Has it ever struck you that Ugandan banks could be alienating potential customers by not considering financial translation services and having their transactions done in the English language? Every Ugandan bank you go to has its receipts written in English. In fact even most of the tellers and other staff in these banks speak only the official national language – English.

It’s ironic that banks that are at the forefront of preaching the gospel of developing a savings culture are the ones doing all their official business in the English language yet they know that most Ugandans are not well educated and even some of those who have attained formal education up to university level are still not fluent with the Queen’s language and prefer communicating in the local languages.

This situation in Uganda’s financial sector justifies the urgent need for financial translation services. In the capital city, Kampala, the local newspaper Bukkedde sells more copies everyday than Daily Monitor and New Vision. Even in western Uganda, Orumuri newspaper which is written in Runyankole-Rukiga sells like hotcakes because people generally prefer reading something written in their mother tongues.

This also explains why the glut of radio and television stations that saturate our country since the liberalisation of media in early 1990s are popular for broadcasting in local languages. Radio stations like Sanyu Fm, Radio One, and Capital Fm (to mention only three) which broadcast exclusively in the English language are only popular among the urban elite who are the minority compared to stations like CBS in Buganda or Radio West in Mbarara who have more listeners but broadcast in the local languages.

Need for a paradigm shift

It goes without saying that we need a paradigm shift in Uganda’s financial sector as far as communications is concerned. Those who cannot speak English language fluently don’t deserve to miss out on messages of financial and economic empowerment. Thus the time is now for banks and other financial businesses to hire financial language translators to always translate their documents into local languages for accessibility of those not articulate in the English language. Other translation services offered in various languages include;

Oromo translation services

Kinyarwanda translation services

Malagasy translation services

Somali translation services

Kirundi translation services

Chewa translation services

Tigrinya translation services among many others.

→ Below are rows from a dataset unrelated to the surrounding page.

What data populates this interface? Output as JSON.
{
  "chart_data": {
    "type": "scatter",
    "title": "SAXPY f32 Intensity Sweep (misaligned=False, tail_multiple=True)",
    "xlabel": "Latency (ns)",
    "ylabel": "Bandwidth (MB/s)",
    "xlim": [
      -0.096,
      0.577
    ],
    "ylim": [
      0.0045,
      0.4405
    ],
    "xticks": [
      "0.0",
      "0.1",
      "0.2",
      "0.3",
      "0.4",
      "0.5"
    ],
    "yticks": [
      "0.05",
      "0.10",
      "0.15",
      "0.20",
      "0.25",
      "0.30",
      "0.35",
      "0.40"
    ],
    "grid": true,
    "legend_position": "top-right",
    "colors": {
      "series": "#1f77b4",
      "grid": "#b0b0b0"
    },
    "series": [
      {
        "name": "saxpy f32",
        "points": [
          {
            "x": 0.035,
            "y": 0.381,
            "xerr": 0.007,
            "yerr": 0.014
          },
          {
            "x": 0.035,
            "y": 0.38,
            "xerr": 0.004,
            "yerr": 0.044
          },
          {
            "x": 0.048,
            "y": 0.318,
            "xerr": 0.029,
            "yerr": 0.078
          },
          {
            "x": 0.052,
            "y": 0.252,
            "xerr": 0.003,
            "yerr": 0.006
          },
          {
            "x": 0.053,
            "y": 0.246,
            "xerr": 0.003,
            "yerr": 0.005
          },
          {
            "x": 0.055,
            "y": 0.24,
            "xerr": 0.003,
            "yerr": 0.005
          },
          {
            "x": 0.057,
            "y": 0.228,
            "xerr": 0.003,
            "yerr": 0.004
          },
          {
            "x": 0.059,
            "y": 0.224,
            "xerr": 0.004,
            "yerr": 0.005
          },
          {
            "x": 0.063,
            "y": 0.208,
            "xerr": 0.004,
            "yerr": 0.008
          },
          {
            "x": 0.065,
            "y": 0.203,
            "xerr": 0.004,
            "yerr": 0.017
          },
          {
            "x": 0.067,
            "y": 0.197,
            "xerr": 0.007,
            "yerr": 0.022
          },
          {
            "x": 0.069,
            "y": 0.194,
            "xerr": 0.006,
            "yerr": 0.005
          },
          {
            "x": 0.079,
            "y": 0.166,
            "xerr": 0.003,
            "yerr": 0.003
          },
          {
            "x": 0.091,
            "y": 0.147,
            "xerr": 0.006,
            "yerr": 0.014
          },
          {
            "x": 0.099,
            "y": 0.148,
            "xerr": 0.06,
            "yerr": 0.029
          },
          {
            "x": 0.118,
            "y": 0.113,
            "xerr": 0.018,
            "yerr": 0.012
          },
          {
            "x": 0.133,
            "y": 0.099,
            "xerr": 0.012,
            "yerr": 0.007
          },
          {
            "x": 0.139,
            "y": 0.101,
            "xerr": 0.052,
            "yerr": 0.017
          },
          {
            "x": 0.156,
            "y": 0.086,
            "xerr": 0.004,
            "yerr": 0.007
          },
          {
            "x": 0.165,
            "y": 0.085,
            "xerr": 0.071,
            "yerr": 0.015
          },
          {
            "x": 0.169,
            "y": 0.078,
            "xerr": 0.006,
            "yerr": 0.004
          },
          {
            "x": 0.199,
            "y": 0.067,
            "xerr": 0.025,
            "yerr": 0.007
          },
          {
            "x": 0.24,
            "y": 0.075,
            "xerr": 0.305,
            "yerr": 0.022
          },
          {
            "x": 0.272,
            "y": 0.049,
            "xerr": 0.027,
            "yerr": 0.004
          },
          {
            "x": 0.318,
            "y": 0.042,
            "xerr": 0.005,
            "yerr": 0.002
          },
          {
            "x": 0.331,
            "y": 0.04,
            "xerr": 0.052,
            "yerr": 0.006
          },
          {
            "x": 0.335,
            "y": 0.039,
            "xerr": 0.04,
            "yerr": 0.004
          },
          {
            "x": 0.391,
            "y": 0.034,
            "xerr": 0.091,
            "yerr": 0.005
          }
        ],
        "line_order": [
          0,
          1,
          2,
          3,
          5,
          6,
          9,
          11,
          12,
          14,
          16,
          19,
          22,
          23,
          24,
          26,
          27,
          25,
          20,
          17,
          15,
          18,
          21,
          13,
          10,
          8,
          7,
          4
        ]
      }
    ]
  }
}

The other day a lady from one of the big insurance companies in Kampala came to persuade me to sign up for one of their educational insurance packages. She was Ugandan with a Ugandan name but she was speaking fast like a rapper and in a foreign accent that made it hard for me to grasp what she was saying. I asked her to speak in Luganda but she said she was not fluent in it though she was born and raised in Buganda. In the end I never signed up for the package she was selling because I just could not keep up with her foreign accent and fast speech.

This is another example of how the language barrier is costing business owners and financial corporations many potential customers. The proletariat who are the majority would rather keep their money in piggy banks or stash it under their mattresses than save it with banks because the banks and other companies are not speaking the language these ordinary folks understand. If they did, many banks would be booming because many people would be saving with them and we would have a robust economy. As a common saying goes, a word for the wise is enough!